Bei dem verfehlten Versuch, die Brief-Erwähnung mit D.53 in Beziehung zu setzen, ist schließlich völlig übersehen worden, dass in D.53 weder von Bamberger Angelegenheiten die Rede ist, noch, worauf Juritsch aufmerksam macht, von der ausdrücklich als einer der Inhalte des (verlorenen) Heinrich-Briefes bezeichneten (in suis litteris) Lehensache des E. (vermutlich Abkürzung für Eberhardo), deren Hintergrund offen bleiben muss. – Otto hat übrigens der in D.*51 ausgesprochenen Ladung Folge geleistet, wie seine und Adalberts Zeugennennung in dem erwähnten D.334 beweist (s. Hausmann a.a.O. 21); aus der Notwendigkeit seiner erneuten Ladung durch D.53 ergibt sich ferner, dass Otto in der Zwischenzeit den Hof wieder verlassen hatte.
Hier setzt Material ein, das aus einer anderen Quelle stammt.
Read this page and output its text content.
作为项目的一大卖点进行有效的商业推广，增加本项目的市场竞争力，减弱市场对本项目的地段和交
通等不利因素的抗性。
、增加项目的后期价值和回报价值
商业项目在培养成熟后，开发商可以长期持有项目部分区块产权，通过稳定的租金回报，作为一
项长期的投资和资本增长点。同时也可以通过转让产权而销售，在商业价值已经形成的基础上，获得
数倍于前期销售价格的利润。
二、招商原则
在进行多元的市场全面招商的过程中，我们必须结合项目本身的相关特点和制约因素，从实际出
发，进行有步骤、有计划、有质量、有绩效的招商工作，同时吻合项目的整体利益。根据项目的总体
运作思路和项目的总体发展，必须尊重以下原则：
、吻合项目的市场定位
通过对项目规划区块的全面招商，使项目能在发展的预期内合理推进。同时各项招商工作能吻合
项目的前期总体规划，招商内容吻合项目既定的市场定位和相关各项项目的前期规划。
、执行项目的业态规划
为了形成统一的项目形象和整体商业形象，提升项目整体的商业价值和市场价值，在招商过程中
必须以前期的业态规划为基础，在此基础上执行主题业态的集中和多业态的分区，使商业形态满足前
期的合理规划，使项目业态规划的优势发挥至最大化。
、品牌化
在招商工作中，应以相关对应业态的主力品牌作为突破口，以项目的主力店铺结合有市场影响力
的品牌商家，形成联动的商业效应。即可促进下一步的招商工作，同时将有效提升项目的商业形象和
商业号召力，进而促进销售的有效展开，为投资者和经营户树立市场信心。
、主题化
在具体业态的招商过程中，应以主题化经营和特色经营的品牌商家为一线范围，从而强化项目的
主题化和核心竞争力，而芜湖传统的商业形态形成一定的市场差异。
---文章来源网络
Wegen der Schlüsselstellung, die in der Literatur diesem Brief Adalberts für die Ermittlung seines Diktats namentlich für die Briefe und Aktenstücke der Jahre 1110/1111 zugemessen wird, sei er hier vollständig mitgeteilt (cod. Vind. 398 f. 110rb [V]; cod. Zwetl. 283 p. 238 [Z]):
O. dei gratia Babenbergensi episcopo suo dilecto A. cancellarius indissolubilem dilectionem et eternam iocunditatem. Te et tuum honorem, profecto scias, cordetenus diligo et [über der Zeile nachgetragen V], ubicumque potero, ut ad tuam utilitatem tua voluntas impleatur, libenter laborabo. Rogo ergo te ex dilectionis debito, ut hylariter perficias, quod rex noster dominus te rogat in suis litteris pro tua utilitate et meo consilio. Venias Wormatiam [das o aus a verb. Z] sciens et credens, quod ibi rem tuam cum domino nostro rege ad tuum honorem et ecclesię tuę commodum componam fideliter, in [fehlt V] quantum potero. Mando autem tibi rogando diligenter et consulendo, ut voluntatem domini mei facias de beneficio E. dando, sicut te rogat in suis litteris.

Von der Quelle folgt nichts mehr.